Ülkede, iktidar hariç herkes, bir ekonomik kriz yaşadığımızı söylüyor.
Ekonomik kriz, sosyal yaşamı ve siyaseti etkiliyor. İnsanlar, pahalılıktan, üretimsizlikten, samana varana dek tarım ürünleri ithalatından, çektikleri parasal sıkıntılardan yakınıyorlar. Siyaseten de Demirel’in “Tencerenin deviremeyeceği hükümet yoktur” sözünü sık sık anımsıyor, kullanıyorlar.
Televizyon kanalları, pazar röportajları ile sebze, meyve, hububat, et fiyatları yayımlıyor: Kadınlar, ellerinde fileleri, poşetleri, “Daha bir şey almadım, şu kadar para harcadım, tencere escort kaynamıyor. Geçen sene pazara 50 lirayla geliyor, her şeyimi alıyordum, bu sene 150 lira harcadım, geçen sene aldıklarımı alamadım” diyorlar. Dikkatle izleyince dokunsan ağlayacak halde oldukları görülüyor.
Bütün bunların yanında ekonomik krizin bir de sosyal yönü vardır ve bence krizin asıl ölçüsü o’dur: Krizin, kitlede harekete geçirdiği volkanları göremezsek, boyutlarını ve ifade ettiği anlamı kavrayamayız.

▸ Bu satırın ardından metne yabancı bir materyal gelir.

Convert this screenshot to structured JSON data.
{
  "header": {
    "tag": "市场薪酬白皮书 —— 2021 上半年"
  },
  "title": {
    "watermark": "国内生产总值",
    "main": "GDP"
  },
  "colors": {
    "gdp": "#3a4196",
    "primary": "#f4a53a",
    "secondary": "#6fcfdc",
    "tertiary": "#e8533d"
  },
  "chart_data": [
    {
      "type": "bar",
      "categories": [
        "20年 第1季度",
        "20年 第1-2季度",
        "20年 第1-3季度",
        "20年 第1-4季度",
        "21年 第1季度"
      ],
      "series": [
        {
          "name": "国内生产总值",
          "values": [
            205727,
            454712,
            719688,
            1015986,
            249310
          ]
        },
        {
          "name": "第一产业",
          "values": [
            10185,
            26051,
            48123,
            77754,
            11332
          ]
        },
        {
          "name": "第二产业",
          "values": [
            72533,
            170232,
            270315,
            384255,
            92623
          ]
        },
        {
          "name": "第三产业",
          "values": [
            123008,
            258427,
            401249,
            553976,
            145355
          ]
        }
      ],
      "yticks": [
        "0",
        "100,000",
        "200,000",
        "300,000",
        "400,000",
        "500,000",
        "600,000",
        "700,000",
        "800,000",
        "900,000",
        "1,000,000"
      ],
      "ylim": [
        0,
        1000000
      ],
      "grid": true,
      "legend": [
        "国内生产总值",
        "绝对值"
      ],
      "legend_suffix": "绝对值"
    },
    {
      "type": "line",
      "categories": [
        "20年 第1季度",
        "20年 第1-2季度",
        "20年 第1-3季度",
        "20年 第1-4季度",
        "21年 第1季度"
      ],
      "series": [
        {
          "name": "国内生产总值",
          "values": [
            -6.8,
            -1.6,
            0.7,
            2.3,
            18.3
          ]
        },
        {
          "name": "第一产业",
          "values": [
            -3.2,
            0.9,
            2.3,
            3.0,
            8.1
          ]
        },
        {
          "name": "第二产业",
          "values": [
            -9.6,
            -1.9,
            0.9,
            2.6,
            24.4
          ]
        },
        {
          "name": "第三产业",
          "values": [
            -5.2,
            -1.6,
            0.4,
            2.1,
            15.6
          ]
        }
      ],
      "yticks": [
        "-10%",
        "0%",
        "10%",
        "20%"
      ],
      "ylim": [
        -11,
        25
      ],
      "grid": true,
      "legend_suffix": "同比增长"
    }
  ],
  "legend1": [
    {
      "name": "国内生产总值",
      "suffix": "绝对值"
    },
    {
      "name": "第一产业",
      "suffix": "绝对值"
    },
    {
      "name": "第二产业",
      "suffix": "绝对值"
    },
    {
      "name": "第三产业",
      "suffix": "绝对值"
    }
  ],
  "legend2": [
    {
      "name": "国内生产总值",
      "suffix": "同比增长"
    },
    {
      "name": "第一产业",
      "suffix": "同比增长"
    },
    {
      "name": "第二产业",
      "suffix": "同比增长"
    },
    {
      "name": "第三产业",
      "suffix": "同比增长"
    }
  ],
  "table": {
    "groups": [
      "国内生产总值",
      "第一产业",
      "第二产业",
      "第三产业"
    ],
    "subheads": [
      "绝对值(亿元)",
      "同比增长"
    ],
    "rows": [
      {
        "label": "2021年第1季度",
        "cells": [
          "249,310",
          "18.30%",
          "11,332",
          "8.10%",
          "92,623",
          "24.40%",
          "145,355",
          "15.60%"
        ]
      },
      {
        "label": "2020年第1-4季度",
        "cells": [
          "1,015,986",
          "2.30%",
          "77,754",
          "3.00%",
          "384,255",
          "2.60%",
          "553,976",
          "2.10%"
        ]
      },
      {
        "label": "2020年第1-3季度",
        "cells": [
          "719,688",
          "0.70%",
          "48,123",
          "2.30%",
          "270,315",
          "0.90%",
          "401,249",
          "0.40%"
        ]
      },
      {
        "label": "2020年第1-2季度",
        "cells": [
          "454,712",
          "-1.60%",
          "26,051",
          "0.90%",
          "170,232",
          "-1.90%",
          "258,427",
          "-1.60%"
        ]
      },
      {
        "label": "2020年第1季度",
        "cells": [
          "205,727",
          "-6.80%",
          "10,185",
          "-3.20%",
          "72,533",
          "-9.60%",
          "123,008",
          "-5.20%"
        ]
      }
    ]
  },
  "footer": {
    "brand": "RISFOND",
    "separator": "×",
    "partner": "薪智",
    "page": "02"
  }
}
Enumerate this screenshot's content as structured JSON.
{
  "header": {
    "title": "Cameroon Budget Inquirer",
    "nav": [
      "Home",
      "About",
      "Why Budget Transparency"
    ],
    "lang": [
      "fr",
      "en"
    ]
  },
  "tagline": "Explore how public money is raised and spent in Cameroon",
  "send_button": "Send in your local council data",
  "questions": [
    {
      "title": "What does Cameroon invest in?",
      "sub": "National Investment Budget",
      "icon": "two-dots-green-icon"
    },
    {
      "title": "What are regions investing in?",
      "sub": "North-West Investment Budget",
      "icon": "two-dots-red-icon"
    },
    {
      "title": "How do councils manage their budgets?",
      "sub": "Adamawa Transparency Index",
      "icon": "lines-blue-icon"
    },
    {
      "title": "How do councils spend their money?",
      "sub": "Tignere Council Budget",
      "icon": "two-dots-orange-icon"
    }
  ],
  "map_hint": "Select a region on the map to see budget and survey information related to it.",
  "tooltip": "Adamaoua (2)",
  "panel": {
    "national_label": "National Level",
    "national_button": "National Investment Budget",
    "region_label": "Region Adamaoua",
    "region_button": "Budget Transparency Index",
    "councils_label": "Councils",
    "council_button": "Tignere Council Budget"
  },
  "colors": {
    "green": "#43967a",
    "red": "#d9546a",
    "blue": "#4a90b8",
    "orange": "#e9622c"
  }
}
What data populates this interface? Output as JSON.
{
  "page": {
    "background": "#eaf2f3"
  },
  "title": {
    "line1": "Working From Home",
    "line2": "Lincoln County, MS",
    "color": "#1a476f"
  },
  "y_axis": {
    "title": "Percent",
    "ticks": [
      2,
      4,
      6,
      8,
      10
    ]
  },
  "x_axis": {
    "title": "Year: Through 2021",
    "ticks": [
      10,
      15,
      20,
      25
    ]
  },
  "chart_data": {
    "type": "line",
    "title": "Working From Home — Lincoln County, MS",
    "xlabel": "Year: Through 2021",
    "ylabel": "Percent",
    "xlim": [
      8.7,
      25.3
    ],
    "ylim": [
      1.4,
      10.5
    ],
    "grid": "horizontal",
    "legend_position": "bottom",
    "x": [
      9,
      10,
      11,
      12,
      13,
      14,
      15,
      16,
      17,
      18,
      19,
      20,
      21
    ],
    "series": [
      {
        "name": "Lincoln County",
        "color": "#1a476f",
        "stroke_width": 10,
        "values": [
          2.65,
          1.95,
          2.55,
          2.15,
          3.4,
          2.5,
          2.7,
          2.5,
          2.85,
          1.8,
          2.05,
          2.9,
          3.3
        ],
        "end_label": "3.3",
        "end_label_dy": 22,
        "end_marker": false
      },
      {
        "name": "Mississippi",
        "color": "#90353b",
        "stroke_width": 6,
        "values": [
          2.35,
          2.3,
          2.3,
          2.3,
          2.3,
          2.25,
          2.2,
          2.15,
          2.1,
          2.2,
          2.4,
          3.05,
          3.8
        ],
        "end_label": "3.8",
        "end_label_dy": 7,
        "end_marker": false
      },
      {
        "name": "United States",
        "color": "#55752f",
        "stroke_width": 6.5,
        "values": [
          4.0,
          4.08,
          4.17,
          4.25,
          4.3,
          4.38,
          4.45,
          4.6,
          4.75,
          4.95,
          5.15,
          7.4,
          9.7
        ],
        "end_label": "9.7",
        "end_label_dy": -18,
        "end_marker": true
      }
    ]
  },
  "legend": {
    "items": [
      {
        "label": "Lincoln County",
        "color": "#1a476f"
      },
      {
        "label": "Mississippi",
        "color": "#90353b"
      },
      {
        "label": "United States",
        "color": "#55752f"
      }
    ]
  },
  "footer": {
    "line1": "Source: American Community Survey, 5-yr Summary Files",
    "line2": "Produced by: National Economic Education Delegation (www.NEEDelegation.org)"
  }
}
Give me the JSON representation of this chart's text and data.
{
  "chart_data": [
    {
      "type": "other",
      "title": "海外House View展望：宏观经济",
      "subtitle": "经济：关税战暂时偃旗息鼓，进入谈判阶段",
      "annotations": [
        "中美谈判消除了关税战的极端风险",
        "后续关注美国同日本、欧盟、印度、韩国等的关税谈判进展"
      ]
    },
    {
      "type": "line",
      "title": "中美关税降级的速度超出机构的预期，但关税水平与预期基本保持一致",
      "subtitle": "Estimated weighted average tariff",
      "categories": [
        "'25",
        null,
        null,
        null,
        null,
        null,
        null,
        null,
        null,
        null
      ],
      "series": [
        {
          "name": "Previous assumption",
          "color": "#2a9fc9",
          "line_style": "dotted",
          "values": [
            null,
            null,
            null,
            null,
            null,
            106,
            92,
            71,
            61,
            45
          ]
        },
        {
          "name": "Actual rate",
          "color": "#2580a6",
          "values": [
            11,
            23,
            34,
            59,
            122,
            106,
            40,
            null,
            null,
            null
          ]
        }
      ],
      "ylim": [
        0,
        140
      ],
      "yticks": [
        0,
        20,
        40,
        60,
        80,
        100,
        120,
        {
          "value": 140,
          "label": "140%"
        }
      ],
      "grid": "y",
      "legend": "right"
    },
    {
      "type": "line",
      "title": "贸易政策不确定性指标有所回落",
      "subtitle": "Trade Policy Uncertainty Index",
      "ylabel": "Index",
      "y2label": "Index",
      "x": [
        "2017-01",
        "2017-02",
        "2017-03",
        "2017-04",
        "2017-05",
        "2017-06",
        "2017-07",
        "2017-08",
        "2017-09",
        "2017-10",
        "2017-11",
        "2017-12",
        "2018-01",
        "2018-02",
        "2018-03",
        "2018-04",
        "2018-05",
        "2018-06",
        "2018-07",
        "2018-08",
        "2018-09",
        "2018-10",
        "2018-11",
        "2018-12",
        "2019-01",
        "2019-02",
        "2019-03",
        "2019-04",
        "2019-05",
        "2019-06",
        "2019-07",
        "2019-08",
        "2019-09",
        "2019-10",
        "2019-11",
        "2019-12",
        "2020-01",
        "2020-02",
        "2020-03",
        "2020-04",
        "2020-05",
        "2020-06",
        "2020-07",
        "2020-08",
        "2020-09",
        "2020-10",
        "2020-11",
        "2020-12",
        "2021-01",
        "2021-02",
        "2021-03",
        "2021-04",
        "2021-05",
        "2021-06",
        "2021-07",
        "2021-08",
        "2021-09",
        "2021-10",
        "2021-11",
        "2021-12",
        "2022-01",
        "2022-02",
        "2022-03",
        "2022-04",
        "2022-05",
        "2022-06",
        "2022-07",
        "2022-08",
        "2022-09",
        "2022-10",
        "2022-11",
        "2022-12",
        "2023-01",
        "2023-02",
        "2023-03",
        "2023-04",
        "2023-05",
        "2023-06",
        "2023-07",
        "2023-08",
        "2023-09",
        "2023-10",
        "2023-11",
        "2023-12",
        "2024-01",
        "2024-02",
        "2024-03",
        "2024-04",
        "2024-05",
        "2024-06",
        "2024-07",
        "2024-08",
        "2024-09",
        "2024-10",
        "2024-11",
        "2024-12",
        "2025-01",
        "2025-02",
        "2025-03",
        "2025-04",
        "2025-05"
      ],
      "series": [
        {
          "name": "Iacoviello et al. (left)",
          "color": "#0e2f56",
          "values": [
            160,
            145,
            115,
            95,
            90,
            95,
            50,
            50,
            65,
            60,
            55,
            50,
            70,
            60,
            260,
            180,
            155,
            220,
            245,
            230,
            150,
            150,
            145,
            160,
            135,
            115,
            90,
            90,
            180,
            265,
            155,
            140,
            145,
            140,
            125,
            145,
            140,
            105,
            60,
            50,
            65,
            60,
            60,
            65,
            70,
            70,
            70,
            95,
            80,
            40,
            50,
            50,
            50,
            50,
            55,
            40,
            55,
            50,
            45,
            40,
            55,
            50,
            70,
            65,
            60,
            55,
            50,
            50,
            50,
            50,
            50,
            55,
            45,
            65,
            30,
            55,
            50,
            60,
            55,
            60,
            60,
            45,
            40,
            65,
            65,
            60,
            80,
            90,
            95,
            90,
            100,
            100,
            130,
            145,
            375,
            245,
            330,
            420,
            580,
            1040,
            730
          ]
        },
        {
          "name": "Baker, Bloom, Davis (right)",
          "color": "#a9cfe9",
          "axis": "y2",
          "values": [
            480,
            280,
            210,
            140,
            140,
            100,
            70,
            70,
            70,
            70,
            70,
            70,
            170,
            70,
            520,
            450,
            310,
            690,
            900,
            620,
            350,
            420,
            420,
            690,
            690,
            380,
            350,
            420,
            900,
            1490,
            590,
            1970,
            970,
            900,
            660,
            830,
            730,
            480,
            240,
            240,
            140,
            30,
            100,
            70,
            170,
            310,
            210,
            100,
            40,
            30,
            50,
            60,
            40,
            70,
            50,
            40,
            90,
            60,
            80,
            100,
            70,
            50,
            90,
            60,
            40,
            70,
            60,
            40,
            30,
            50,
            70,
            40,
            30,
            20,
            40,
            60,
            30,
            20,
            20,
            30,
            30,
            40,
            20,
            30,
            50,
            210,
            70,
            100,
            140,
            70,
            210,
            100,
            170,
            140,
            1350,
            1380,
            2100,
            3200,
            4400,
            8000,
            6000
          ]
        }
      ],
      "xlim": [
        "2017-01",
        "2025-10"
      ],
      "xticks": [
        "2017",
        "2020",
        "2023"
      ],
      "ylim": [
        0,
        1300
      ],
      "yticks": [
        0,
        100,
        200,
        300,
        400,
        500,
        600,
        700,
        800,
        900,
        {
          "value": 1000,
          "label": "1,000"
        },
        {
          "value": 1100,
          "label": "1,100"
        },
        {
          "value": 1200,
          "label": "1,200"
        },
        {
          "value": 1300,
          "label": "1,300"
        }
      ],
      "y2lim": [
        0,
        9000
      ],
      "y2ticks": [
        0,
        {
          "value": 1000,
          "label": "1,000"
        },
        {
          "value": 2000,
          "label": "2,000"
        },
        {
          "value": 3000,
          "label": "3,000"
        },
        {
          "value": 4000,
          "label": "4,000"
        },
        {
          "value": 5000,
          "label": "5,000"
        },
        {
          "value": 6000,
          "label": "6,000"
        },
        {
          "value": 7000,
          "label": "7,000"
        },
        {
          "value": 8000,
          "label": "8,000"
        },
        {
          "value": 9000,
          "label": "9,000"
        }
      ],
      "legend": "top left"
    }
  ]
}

· İşten çıkarmalar ekonomik olduğu kadar sosyal bir hadisedir ve dikkatle izlenmelidir. Ülkemizde işten çıkarmaların boyutu, ilgili kuruluşların yayımladığı işsizler ve işsizlikteki artış rakamlarında görülüyor. İşsizler ordusu süratle artıyor. Çarkı iyi dönmeyen ya da duran işveren, diler dilemez, yasalarla iyice de kolaylaştırıldığı için, işçilerinin işlerine son veriyor. İşine son verilen işçilerin sayısı bir yıl içinde iki milyona, resmi işsiz sayısı beş milyona ulaşmış bulunuyor.
· Konut sorunu, Hz Ali’nin kılıcı gibi iki taraflı doğruyor insanımızı. Bir taraftan konut satışları durma noktasına geldi, ülkenin lokomotif ekonomisi çökmek üzere. Öte taraftan insanlar, konut edinme ve konut kiralama sorunları yaşıyor. Gençler aileleriyle yaşama sürelerini uzatıyor, ayrı yuva kuranların büyük bir kısmı yeniden ana-baba yuvasına dönüyor. Bu bağlamda bir sorun da ev kredisi almış olanların, kredilerini ödeyememelerinden doğan sıkıntılardır. Bu sıkıntı kredi veren bankaları rahatsız ettiği kadar icralara düşen vatandaşı da rahatsız etmektedir. Kısaca ev (konut) sorunu, toplumsal krizin en belirgin ölçütlerinden biridir.
· Kriz ölçütü olarak bir diğer sorun, boşanmalardır. Ülkemizde boşanma sayısı hızla artmaktadır. Oysa Türk toplumunun temeli aile kurumudur.
· Ailelerin, çocuklarının eğitimini arzularınca yaptıramaması, okul ihtiyaçlarını karşılayamamaları ciddi bir ölçüttür. (Bu sene bu nedenle intihar eden babalar oldu ülkede)
· Bunlara iş bulamadığı için intihar eden, kendini yakan, ailesiyle, çevresindekilerle uyumsuzluk içinde bulunanların durumları ile sağlık ve akıl sağlığı bakımından sorunlar yaşayanları,ilaca ulaşamayan, yeterli sağlık hizmeti alamayanları, gittikçe sayısı artan sinir sistemi, akıl sağlığı bozulanları da eklersek ülkede büyük çapta ekonomik ve siyasal kriz vardır, demektir.
Böyle bir krizin, insanların toplumsal ilişkilerini, ruh sağlıklarını, aile yapılarını, komşularıyla, mahalleleriyle, kentleriyle ilişkilerini ve bağlarını nasıl etkileyeceği galiba toplum bilimciler kadar psikologların ilgilenmesi gereken sorunlardır.
***
Saymaya çalıştığım ölçütleri kullanarak ülkemizin durumunu değerlendirir misiniz?